The California Air Resources Board (CARB) is also pursuing CO2 standards for MY 2017-25 cars and trucks. CARB intends to coordinate its action with the EPA and NHTSA, along with the automakers and other stakeholders, with the goal of setting a single national standard. Federal regulators intend to issue a "game plan" for MY 2017-25 light-duty vehicles by September 2010 and adopt a final rule by mid-2012, while CARB officials want to complete action on the CO2 standards by the end of 2010.
Drastically increased CAFE potentially limits consumer choice if manufacturers are forced to make smaller, less powerful, and less useful cars and light-duty vehicles in order to meet government fuel economy demands. Market-based solutions must be employed which allow the consumer to participate in and respond to national energy policies.

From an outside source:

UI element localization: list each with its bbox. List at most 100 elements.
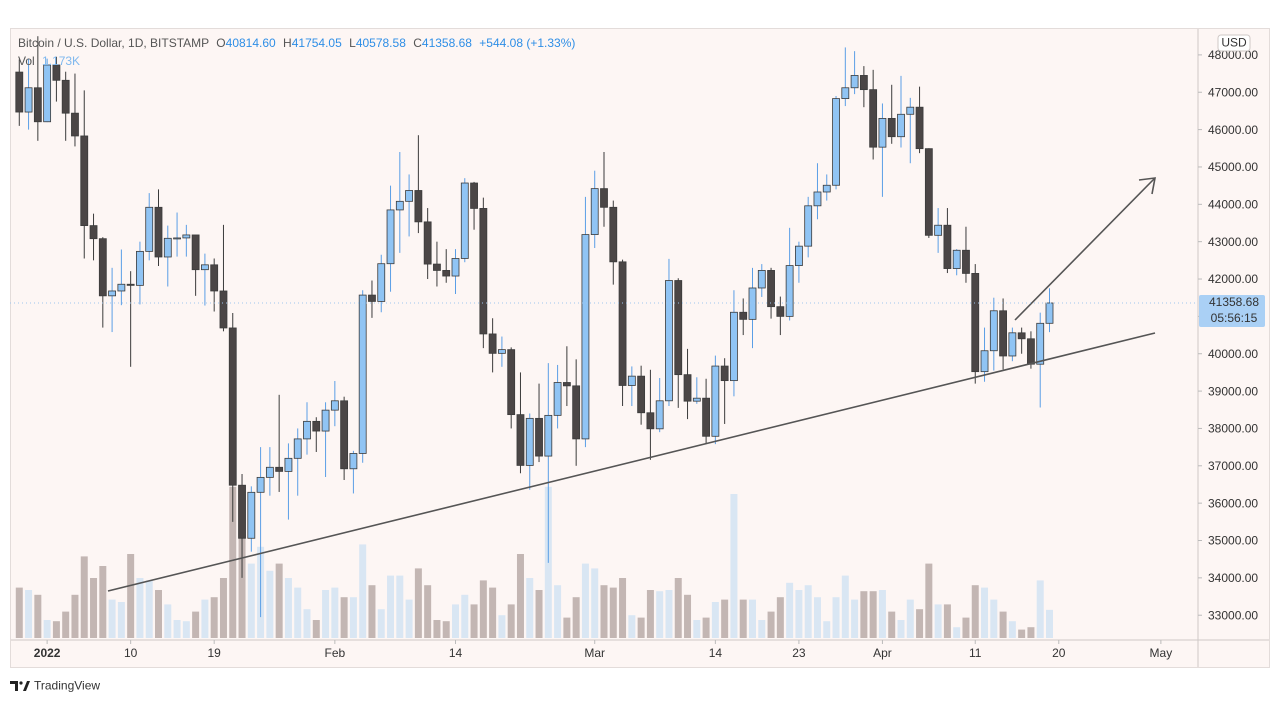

Lighting Equipment Advances & Government Regulations: Issues Affecting the Automotive Aftermarket
Lighting technology has entered a new dimension. Light emitting diodes, for example, are blazing a new path from taillamps to headlamps. Car lamps can now produce light beams that bend around corners, lengthen when the car is going fast and shorten and widen when the car slows down. The aftermarket industry is on the leading edge of these technological advances that promote safety and provide styling alternatives for new lighting products. Much of this innovative aftermarket equipment for cars, trucks, and SUVs provides greater road illumination and creates increased visibility. Federal and state regulators are working to keep current with these advances and also confirm that new products comply with existing regulations.
The National Highway Traffic Safety Administration (NHTSA) is the federal agency that regulates original and aftermarket motor vehicle lighting products, including newer technologies coming into the marketplace. Attention has been focused on non-compliant High Intensity Discharge (HID) conversion kits that may produce glare and restyled combination lamps that are missing required functions existing on the original equipment lamps. Certain clear taillamp covers, marker lamps, certain "blue" headlamp bulbs, and other equipment has also been subject to scrutiny.
Optional lighting equipment (non-federally required) is not prohibited by federal law, but is sometimes regulated by the states. Many states establish optional lighting restrictions through the authority of the state police or the state transportation agency.
State-level enforcement of federally required lighting equipment can not deviate from what is prescribed by the federal government. This is called federal preemption. However, states are free to enact and enforce safety and equipment regulations which are identical to the federal safety standards. States also have jurisdiction to enact and enforce vehicle equipment and safety regulations covering equipment not regulated at the federal level, such as "optional" or "accessory" lighting equipment. Some states prohibit a vehicle from being equipped with a lamp or lighting device unless such lamp or lighting device is expressly required or permitted by law or regulation. Other states may regulate optional lighting equipment for maximum candlepower, location and placement, aim of light beam and the times, places and conditions under which the lamps or lights may be used. They may prohibit the use of flashing, oscillating, modulating, or rotating lights of any color while the vehicle is being operated on a public highway.